I have been on the pill for about 18 years. I was always told it was safe and it will not prevent me from having a baby when I am ready. I am now 37 and got off the pill five months ago. I have not had my period since and I’m not going through menopause. The doctor gave me medicine to have a period to make sure my ovaries are working and they are. I have not had a period since and I really want to get pregnant. Did being on the pill that long interfere with my chances? I don't want to take fertility drugs if I can prevent it—what do you suggest?
The pill does not decrease fertility and women should return to normal cycles within three months of stopping the pill. A history of irregular cycles prior to starting the pill is an indication of reduced fertility that often goes undetected until later in life when a woman stops the pill and tries to become pregnant.

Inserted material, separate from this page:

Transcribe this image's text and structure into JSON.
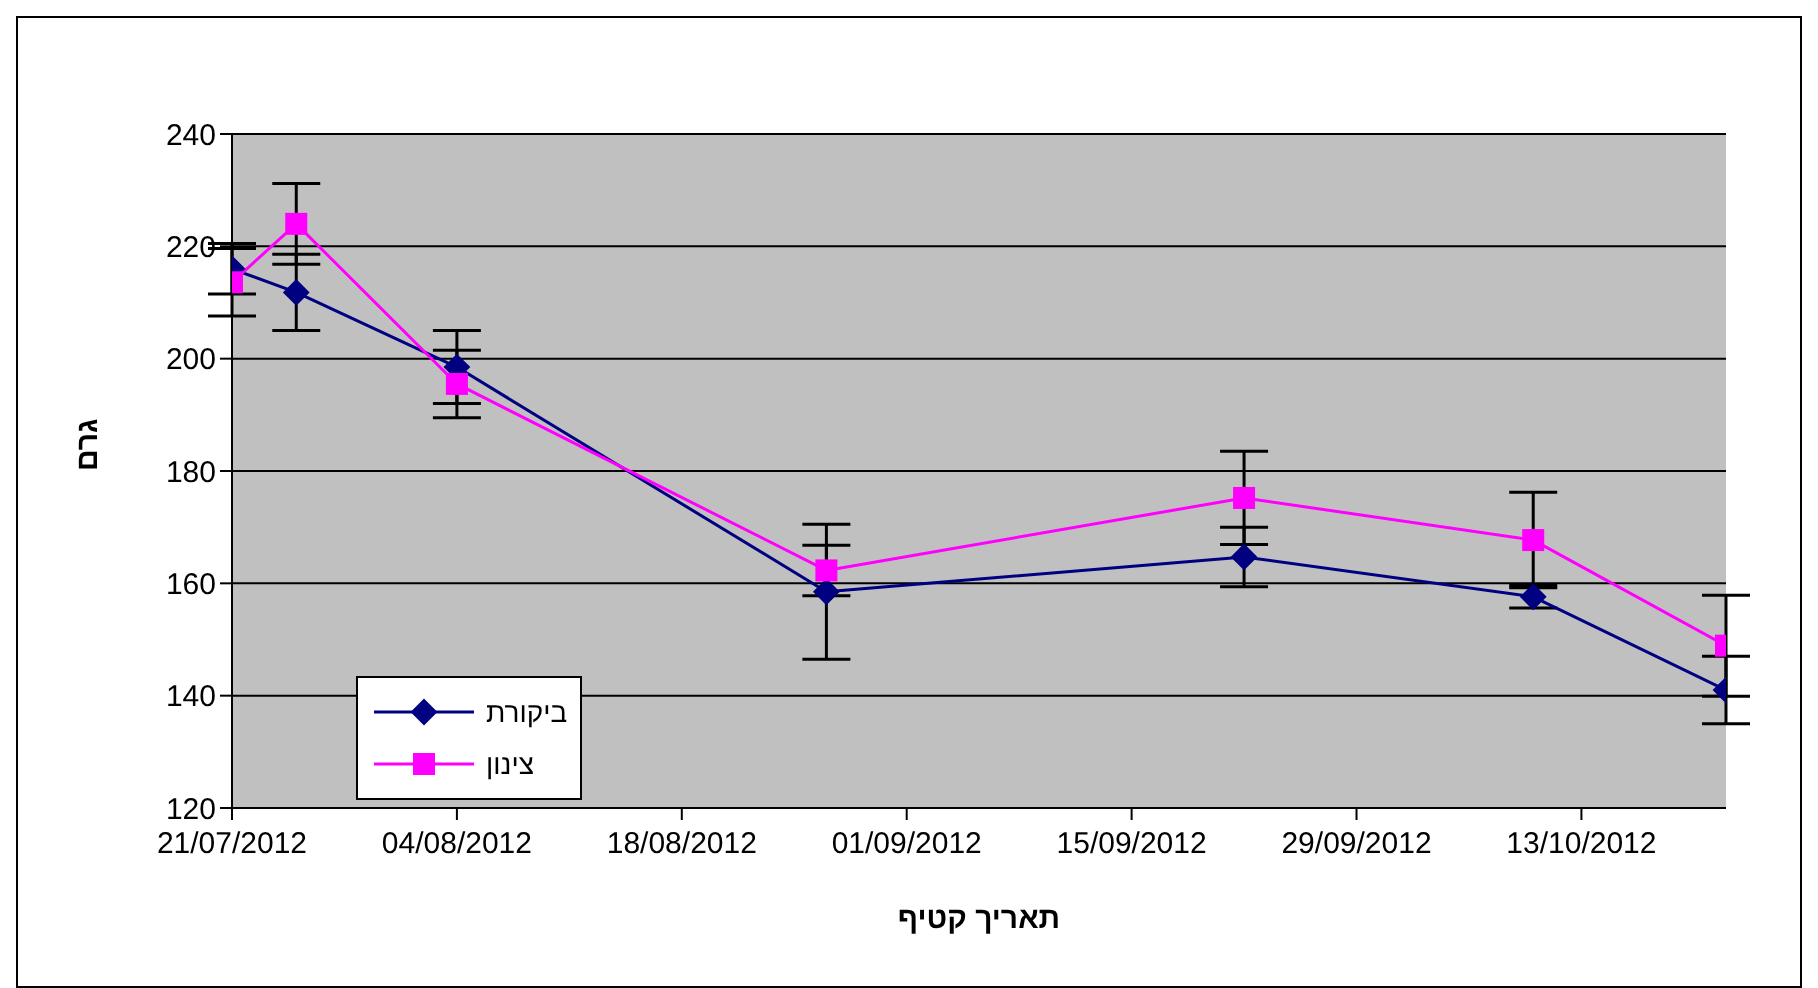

Fertility declines with age and decreases significantly at 37 years of age. You may need fertility drugs to stimulate your ovaries. Have your family doctor refer you to a gynaecologist to ensure there are no other issues and to help you become pregnant if necessary. Make sure your referral from the family doctor mentions your age and the difficulties you’ve had with irregular cycles so your appointment is prioritized.